F1レッドブルの角田裕毅(25)が、15日(日本時間16日)に行われたカナダ・グランプリ(GP)決勝で発生した〝疑惑の裁定〟に不満を爆発させた。
角田はフリー走行3回目(FP3)で、赤旗による中断中に前を行くオスカー・ピアストリ(マクラーレン)が破損したパーツをまき散らしながら走行していたため、安全を考慮して追い抜いた。しかし規則では赤旗中は追い抜き禁止のため、セッション後に10グリッド降格という異例の厳罰が下り、角田は最後尾スタートに。これが大きく響いて、決勝では懸命に追い上げたものの12位どまりに終わった。
この不可解裁定が物議を醸す中で、決勝でおきた国際自動車連盟(FIA)による裁定がさらに波紋を広げた。
レース終了間際にセーフティカーが出動し、チェッカーフラッグ後も、セーフティカーのシグナルは表示されたままだった。
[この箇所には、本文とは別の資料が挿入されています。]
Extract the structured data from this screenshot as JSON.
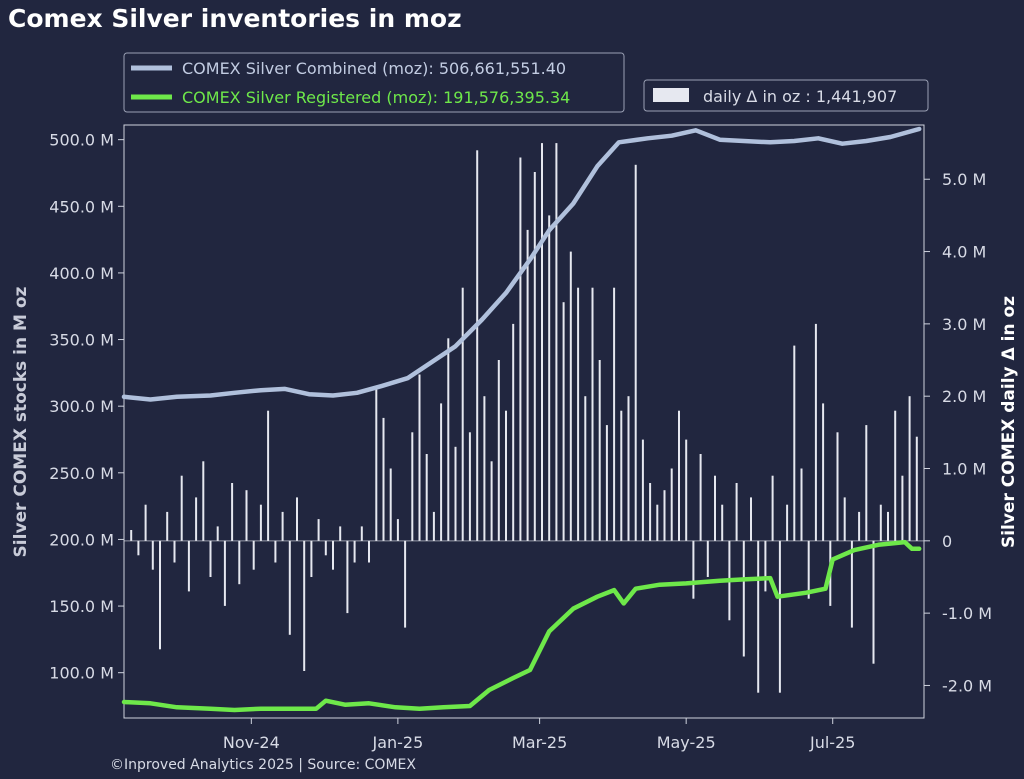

だが、キミ・アントネッリ(メルセデス)、オスカー・ピアストリ(マクラーレン)、シャルル・ルクレール(フェラーリ)、エステバン・オコン(ハース)、カルロス・サインツ(ウィリアムズ)、ピエール・ガスリー(アルピーヌ)、ランス・ストロール(アストンマーティン)の7選手が、チェッカーフラッグ後に前の車を追い越す事案が発生した。
当然、これは規定違反。角田の例と照らし合わせれば、タイムペナルティーや順位の降格などが予想されたが、なんといずれも警告止まり。レース結果には全く影響を及ぼさず、事実上お咎めなしというまさかの判断が下された。
角田はこの違反を把握した際に、チームの無線で「特に昨日、赤旗であのばかげたペナルティーを僕が受けたんだから、今回は彼らにペナルティーを与えるべきだ」と怒りが爆発。違反をしたドライバーは角田よりも上位が多かったこともあり「じゃあ、僕たちは5位になると思うよ!」と順位が昇格されるべきとの主張も展開した。
FIAによる不可解な判断の連続は〝疑惑の裁定〟と海外などでは物議を醸しており、今後大きな議論を呼びそうだ。